Là on est convaincus ça va s'améliorer dans les prochaines années. Ça fait qu'on peut y mettre un nombre d'années, au pire. On peut dire aussi, clause crépusculaire, on donne cinq ans, on donne cinq ans au TAT pour s'améliorer. Puis on lui fait foncièrement confiance que ça va fonctionner. Alors, cette clause-là, cet amendement-là s'autodétruira, comme les messages dans Mission : impossible, à la fin... à la fin d'un délai de cinq ans.

M. Boulet : Pas de commentaire. On peut dire ça, hein, M. le Président?

Le Président (M. Polo) : Oui.

M. Leduc : Ce n'est pas encore dans le lexique des termes interdits à l'Assemblée, le «pas de commentaire». Je trouve ça dommage.

Bien, écoute, je n'étirerai pas la sauce plus que ça. Je trouve ça dommage, parce qu'il y avait une volonté d'aller sincèrement retirer des épaules des salariés une conséquence d'un problème administratif qui... dont... sur lequel ils n'ont absolument aucun pouvoir, absolument aucun pouvoir. C'est un problème administratif qui relève surtout de vous et de la direction du TAT, un peu de nous, les législateurs, mais d'aucune manière ça ne relève du travailleur, du travailleur pris dans son sens individuel, d'une personne qui subit une lésion. D'aucune manière il n'est responsable de ça. Puis, en plus, il n'a aucun pouvoir pour changer cette situation-là des délais, mais il est le seul à en subir la conséquence. Puis la conséquence, elle est terrible, c'est d'être privé de revenu pendant plusieurs mois. Pas une semaine, pas deux semaines, plusieurs mois dans une grande majorité des cas. Et c'est regrettable. Et c'est une solution qui est assez simple.

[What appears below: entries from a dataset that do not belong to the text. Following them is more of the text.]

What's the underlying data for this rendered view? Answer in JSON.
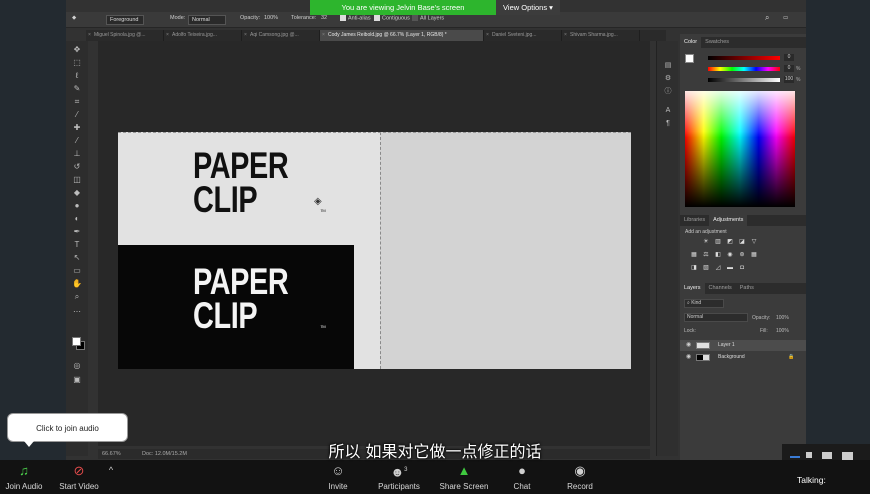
{
  "zoom": {
    "banner": "You are viewing Jelvin Base's screen",
    "view_options": "View Options",
    "tooltip": "Click to join audio",
    "subtitle": "所以 如果对它做一点修正的话",
    "talking": "Talking:",
    "buttons": [
      {
        "label": "Join Audio",
        "icon": "headphones-icon"
      },
      {
        "label": "Start Video",
        "icon": "video-off-icon"
      },
      {
        "label": "Invite",
        "icon": "invite-icon"
      },
      {
        "label": "Participants",
        "icon": "participants-icon",
        "count": "3"
      },
      {
        "label": "Share Screen",
        "icon": "share-screen-icon"
      },
      {
        "label": "Chat",
        "icon": "chat-icon"
      },
      {
        "label": "Record",
        "icon": "record-icon"
      }
    ],
    "accent": "#2db52d"
  },
  "options_bar": {
    "tool_preset": "Foreground",
    "mode_label": "Mode:",
    "mode_value": "Normal",
    "opacity_label": "Opacity:",
    "opacity_value": "100%",
    "tolerance_label": "Tolerance:",
    "tolerance_value": "32",
    "anti_alias": "Anti-alias",
    "contiguous": "Contiguous",
    "all_layers": "All Layers"
  },
  "doc_tabs": [
    {
      "label": "Miguel Spinola.jpg @...",
      "active": false
    },
    {
      "label": "Adolfo Teixeira.jpg...",
      "active": false
    },
    {
      "label": "Aqi Camsong.jpg @...",
      "active": false
    },
    {
      "label": "Cody James Reibold.jpg @ 66.7% (Layer 1, RGB/8) *",
      "active": true
    },
    {
      "label": "Daniel Sveteni.jpg...",
      "active": false
    },
    {
      "label": "Shivam Sharma.jpg...",
      "active": false
    }
  ],
  "canvas": {
    "logo_line1": "PAPER",
    "logo_line2": "CLIP",
    "tm": "TM"
  },
  "status_bar": {
    "zoom": "66.67%",
    "doc": "Doc: 12.0M/15.2M"
  },
  "panels": {
    "color_tabs": [
      "Color",
      "Swatches"
    ],
    "color_values": [
      "0",
      "0",
      "100"
    ],
    "adjust_tabs": [
      "Libraries",
      "Adjustments"
    ],
    "adjust_label": "Add an adjustment",
    "layers_tabs": [
      "Layers",
      "Channels",
      "Paths"
    ],
    "kind": "Kind",
    "blend_mode": "Normal",
    "opacity_label": "Opacity:",
    "opacity_value": "100%",
    "lock_label": "Lock:",
    "fill_label": "Fill:",
    "fill_value": "100%",
    "layers": [
      {
        "name": "Layer 1",
        "selected": true
      },
      {
        "name": "Background",
        "selected": false
      }
    ]
  }
}
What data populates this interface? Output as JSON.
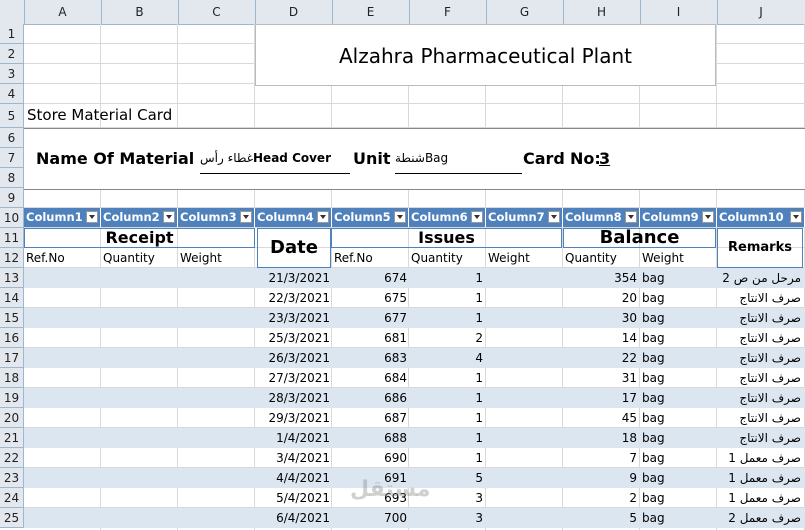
{
  "title": "Alzahra Pharmaceutical Plant",
  "store_card": "Store Material Card",
  "material": {
    "name_label": "Name Of Material",
    "name_ar": "غطاء رأس",
    "name_en": "Head Cover",
    "unit_label": "Unit",
    "unit_ar": "شنطة",
    "unit_en": "Bag",
    "card_label": "Card",
    "card_no_label": "No:",
    "card_no": "3"
  },
  "col_letters": [
    "A",
    "B",
    "C",
    "D",
    "E",
    "F",
    "G",
    "H",
    "I",
    "J"
  ],
  "row_numbers": [
    "1",
    "2",
    "3",
    "4",
    "5",
    "6",
    "7",
    "8",
    "9",
    "10",
    "11",
    "12",
    "13",
    "14",
    "15",
    "16",
    "17",
    "18",
    "19",
    "20",
    "21",
    "22",
    "23",
    "24",
    "25"
  ],
  "table_headers": [
    "Column1",
    "Column2",
    "Column3",
    "Column4",
    "Column5",
    "Column6",
    "Column7",
    "Column8",
    "Column9",
    "Column10"
  ],
  "group_headers": {
    "receipt": "Receipt",
    "date": "Date",
    "issues": "Issues",
    "balance": "Balance",
    "remarks": "Remarks"
  },
  "sub_headers": {
    "ref_no": "Ref.No",
    "quantity": "Quantity",
    "weight": "Weight",
    "issues_ref": "Ref.No",
    "issues_qty": "Quantity",
    "issues_weight": "Weight",
    "bal_qty": "Quantity",
    "bal_weight": "Weight"
  },
  "rows": [
    {
      "date": "21/3/2021",
      "ref": "674",
      "qty": "1",
      "bal": "354",
      "weight": "bag",
      "remark": "مرحل من ص 2"
    },
    {
      "date": "22/3/2021",
      "ref": "675",
      "qty": "1",
      "bal": "20",
      "weight": "bag",
      "remark": "صرف الانتاج"
    },
    {
      "date": "23/3/2021",
      "ref": "677",
      "qty": "1",
      "bal": "30",
      "weight": "bag",
      "remark": "صرف الانتاج"
    },
    {
      "date": "25/3/2021",
      "ref": "681",
      "qty": "2",
      "bal": "14",
      "weight": "bag",
      "remark": "صرف الانتاج"
    },
    {
      "date": "26/3/2021",
      "ref": "683",
      "qty": "4",
      "bal": "22",
      "weight": "bag",
      "remark": "صرف الانتاج"
    },
    {
      "date": "27/3/2021",
      "ref": "684",
      "qty": "1",
      "bal": "31",
      "weight": "bag",
      "remark": "صرف الانتاج"
    },
    {
      "date": "28/3/2021",
      "ref": "686",
      "qty": "1",
      "bal": "17",
      "weight": "bag",
      "remark": "صرف الانتاج"
    },
    {
      "date": "29/3/2021",
      "ref": "687",
      "qty": "1",
      "bal": "45",
      "weight": "bag",
      "remark": "صرف الانتاج"
    },
    {
      "date": "1/4/2021",
      "ref": "688",
      "qty": "1",
      "bal": "18",
      "weight": "bag",
      "remark": "صرف الانتاج"
    },
    {
      "date": "3/4/2021",
      "ref": "690",
      "qty": "1",
      "bal": "7",
      "weight": "bag",
      "remark": "صرف معمل 1"
    },
    {
      "date": "4/4/2021",
      "ref": "691",
      "qty": "5",
      "bal": "9",
      "weight": "bag",
      "remark": "صرف معمل 1"
    },
    {
      "date": "5/4/2021",
      "ref": "693",
      "qty": "3",
      "bal": "2",
      "weight": "bag",
      "remark": "صرف معمل 1"
    },
    {
      "date": "6/4/2021",
      "ref": "700",
      "qty": "3",
      "bal": "5",
      "weight": "bag",
      "remark": "صرف معمل 2"
    }
  ],
  "watermark": "مستقل",
  "colors": {
    "header_bg": "#4f81bd",
    "band": "#dce6f1"
  }
}
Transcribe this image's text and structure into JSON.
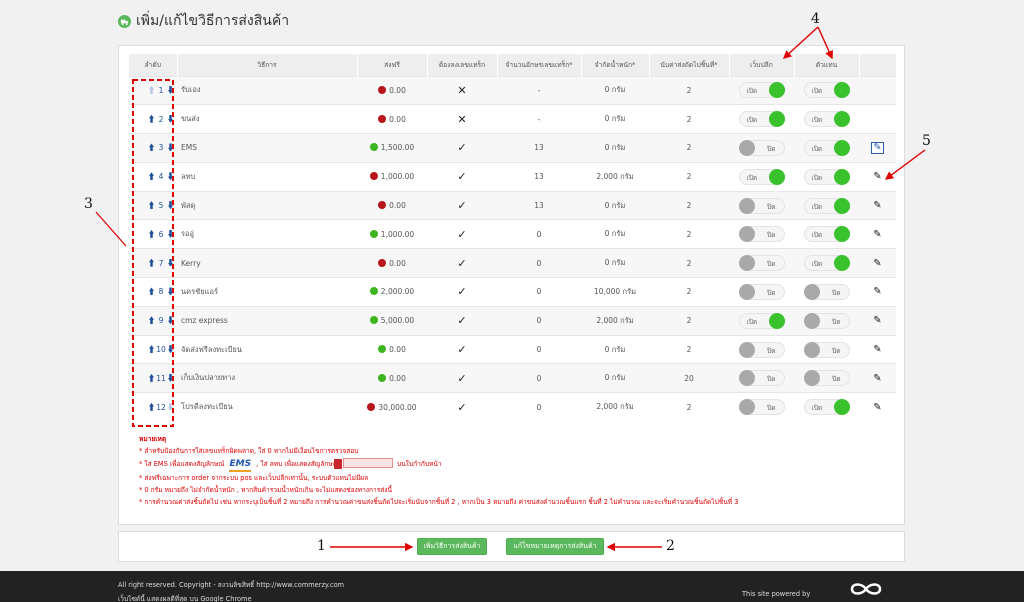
{
  "page": {
    "title": "เพิ่ม/แก้ไขวิธีการส่งสินค้า"
  },
  "table": {
    "headers": {
      "order": "ลำดับ",
      "method": "วิธีการ",
      "free": "ส่งฟรี",
      "tracking": "ต้องลงเลขแทร็ก",
      "track_len": "จำนวนอักษรเลขแทร็ก*",
      "weight": "จำกัดน้ำหนัก*",
      "count": "นับค่าส่งถัดไปชิ้นที่*",
      "web": "เว็บปลีก",
      "agent": "ตัวแทน"
    },
    "rows": [
      {
        "order": "1",
        "name": "รับเอง",
        "free": "0.00",
        "free_color": "red",
        "tracking": "✕",
        "len": "-",
        "weight": "0 กรัม",
        "count": "2",
        "web_label": "เปิด",
        "web_on": true,
        "agent_label": "เปิด",
        "agent_on": true,
        "edit": false,
        "edit_boxed": false,
        "up_enabled": false,
        "down_enabled": true
      },
      {
        "order": "2",
        "name": "ขนส่ง",
        "free": "0.00",
        "free_color": "red",
        "tracking": "✕",
        "len": "-",
        "weight": "0 กรัม",
        "count": "2",
        "web_label": "เปิด",
        "web_on": true,
        "agent_label": "เปิด",
        "agent_on": true,
        "edit": false,
        "edit_boxed": false,
        "up_enabled": true,
        "down_enabled": true
      },
      {
        "order": "3",
        "name": "EMS",
        "free": "1,500.00",
        "free_color": "green",
        "tracking": "✓",
        "len": "13",
        "weight": "0 กรัม",
        "count": "2",
        "web_label": "ปิด",
        "web_on": false,
        "agent_label": "เปิด",
        "agent_on": true,
        "edit": true,
        "edit_boxed": true,
        "up_enabled": true,
        "down_enabled": true
      },
      {
        "order": "4",
        "name": "ลทบ",
        "free": "1,000.00",
        "free_color": "red",
        "tracking": "✓",
        "len": "13",
        "weight": "2,000 กรัม",
        "count": "2",
        "web_label": "เปิด",
        "web_on": true,
        "agent_label": "เปิด",
        "agent_on": true,
        "edit": true,
        "edit_boxed": false,
        "up_enabled": true,
        "down_enabled": true
      },
      {
        "order": "5",
        "name": "พัสดุ",
        "free": "0.00",
        "free_color": "red",
        "tracking": "✓",
        "len": "13",
        "weight": "0 กรัม",
        "count": "2",
        "web_label": "ปิด",
        "web_on": false,
        "agent_label": "เปิด",
        "agent_on": true,
        "edit": true,
        "edit_boxed": false,
        "up_enabled": true,
        "down_enabled": true
      },
      {
        "order": "6",
        "name": "รออู่",
        "free": "1,000.00",
        "free_color": "green",
        "tracking": "✓",
        "len": "0",
        "weight": "0 กรัม",
        "count": "2",
        "web_label": "ปิด",
        "web_on": false,
        "agent_label": "เปิด",
        "agent_on": true,
        "edit": true,
        "edit_boxed": false,
        "up_enabled": true,
        "down_enabled": true
      },
      {
        "order": "7",
        "name": "Kerry",
        "free": "0.00",
        "free_color": "red",
        "tracking": "✓",
        "len": "0",
        "weight": "0 กรัม",
        "count": "2",
        "web_label": "ปิด",
        "web_on": false,
        "agent_label": "เปิด",
        "agent_on": true,
        "edit": true,
        "edit_boxed": false,
        "up_enabled": true,
        "down_enabled": true
      },
      {
        "order": "8",
        "name": "นครชัยแอร์",
        "free": "2,000.00",
        "free_color": "green",
        "tracking": "✓",
        "len": "0",
        "weight": "10,000 กรัม",
        "count": "2",
        "web_label": "ปิด",
        "web_on": false,
        "agent_label": "ปิด",
        "agent_on": false,
        "edit": true,
        "edit_boxed": false,
        "up_enabled": true,
        "down_enabled": true
      },
      {
        "order": "9",
        "name": "cmz express",
        "free": "5,000.00",
        "free_color": "green",
        "tracking": "✓",
        "len": "0",
        "weight": "2,000 กรัม",
        "count": "2",
        "web_label": "เปิด",
        "web_on": true,
        "agent_label": "ปิด",
        "agent_on": false,
        "edit": true,
        "edit_boxed": false,
        "up_enabled": true,
        "down_enabled": true
      },
      {
        "order": "10",
        "name": "จัดส่งฟรีลงทะเบียน",
        "free": "0.00",
        "free_color": "green",
        "tracking": "✓",
        "len": "0",
        "weight": "0 กรัม",
        "count": "2",
        "web_label": "ปิด",
        "web_on": false,
        "agent_label": "ปิด",
        "agent_on": false,
        "edit": true,
        "edit_boxed": false,
        "up_enabled": true,
        "down_enabled": true
      },
      {
        "order": "11",
        "name": "เก็บเงินปลายทาง",
        "free": "0.00",
        "free_color": "green",
        "tracking": "✓",
        "len": "0",
        "weight": "0 กรัม",
        "count": "20",
        "web_label": "ปิด",
        "web_on": false,
        "agent_label": "ปิด",
        "agent_on": false,
        "edit": true,
        "edit_boxed": false,
        "up_enabled": true,
        "down_enabled": true
      },
      {
        "order": "12",
        "name": "โปรดีลงทะเบียน",
        "free": "30,000.00",
        "free_color": "red",
        "tracking": "✓",
        "len": "0",
        "weight": "2,000 กรัม",
        "count": "2",
        "web_label": "ปิด",
        "web_on": false,
        "agent_label": "เปิด",
        "agent_on": true,
        "edit": true,
        "edit_boxed": false,
        "up_enabled": true,
        "down_enabled": false
      }
    ]
  },
  "notes": {
    "title": "หมายเหตุ",
    "n1": "* สำหรับป้องกันการใส่เลขแทร็กผิดพลาด, ใส่ 0 หากไม่มีเงื่อนไขการตรวจสอบ",
    "n2a": "* ใส่ EMS เพื่อแสดงสัญลักษณ์",
    "ems_logo": "EMS",
    "n2b": ", ใส่ ลทบ เพื่อแสดงสัญลักษณ์",
    "n2c": "บนใบกำกับหน้า",
    "n3": "* ส่งฟรีเฉพาะการ order จากระบบ pos และเว็บปลีกเท่านั้น, ระบบตัวแทนไม่มีผล",
    "n4": "* 0 กรัม หมายถึง ไม่จำกัดน้ำหนัก , หากสินค้ารวมน้ำหนักเกิน จะไม่แสดงช่องทางการส่งนี้",
    "n5": "* การคำนวณค่าส่งชิ้นถัดไป เช่น หากระบุเป็นชิ้นที่ 2 หมายถึง การคำนวณค่าขนส่งชิ้นถัดไปจะเริ่มนับจากชิ้นที่ 2 , หากเป็น 3 หมายถึง ค่าขนส่งคำนวณชิ้นแรก ชิ้นที่ 2 ไม่คำนวณ และจะเริ่มคำนวณชิ้นถัดไปชิ้นที่ 3"
  },
  "buttons": {
    "add": "เพิ่มวิธีการส่งสินค้า",
    "edit_notes": "แก้ไขหมายเหตุการส่งสินค้า"
  },
  "footer": {
    "line1": "All right reserved. Copyright - สงวนลิขสิทธิ์ http://www.commerzy.com",
    "line2": "เว็บไซต์นี้ แสดงผลดีที่สุด บน Google Chrome",
    "powered": "This site powered by"
  },
  "annotations": {
    "a1": "1",
    "a2": "2",
    "a3": "3",
    "a4": "4",
    "a5": "5"
  },
  "colors": {
    "green": "#5cb85c",
    "toggle_on": "#39c22c",
    "red_dot": "#b8141c",
    "annotation_red": "#e00000"
  },
  "icons": {
    "title": "truck-icon",
    "edit": "pencil-icon",
    "up": "arrow-up-icon",
    "down": "arrow-down-icon",
    "logo": "infinity-icon"
  }
}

Vous m'avez demandé, tantôt, si j'avais fait des projections financières. Bien sûr que non. Je n'ai pas... Je n'ai pas accès aux actuaires de la CNESST, je n'ai pas accès aux actuaires. J'ai essayé de faire des projections financières sur d'autres débats, quand on avait le projet de loi sur le RQAP, puis le conseil de gestion du RQAP ne répond pas à nos demandes de faire des projections. Puis, honnêtement, c'est un peu normal, il ne relève pas de l'opposition, il relève du ministre. Donc, non. Non, je n'ai pas une projection de combien ça va coûter.

À moins que vous me disiez qu'à partir de maintenant, quand je prépare un amendement, je puisse aller faire des projections auprès des gens qui vous accompagnent, ça va me faire plaisir de le faire. Mais, à moins que vous me garantissiez ça, je peux... je peux peut-être modérer vos attentes quant à ce que je chiffre systématiquement toutes mes projections.

Et pour être bien sincère avec vous, quand on a discuté d'autres aspects financiers par rapport aux études d'impact, quand on parlait de surdité ou quand on parlait de toutes sortes d'autres dossiers, c'est très spéculatif, hein? C'est... On prend des hypothèses de travail, on arrive à un chiffre qui a des chances d'être dans une fourchette de réalisme. Donc, une projection, même faite par des experts de vos ministères, dans un document aussi sérieux qu'une étude d'impact, n'arrive pas à un chiffre particulièrement fondé. Puis les fonctionnaires qui rédigent ce rapport-là le disent eux-mêmes en toutes lettres. Puis c'est bien normal. Puis moi, je ne critique pas ça, hein? J'en ai fait, des rapports, dans mon travail précédent comme conseiller à la recherche, puis, quand on tombe dans la projection, ce n'est pas évident, hein? Quand on tombe dans la projection, il faut faire, en effet, des hypothèses puis voir où est-ce que ça va atterrir. Mais il est peu possible qu'on arrive à un chiffre exact, que ça soit ça qui va se produire de toute façon.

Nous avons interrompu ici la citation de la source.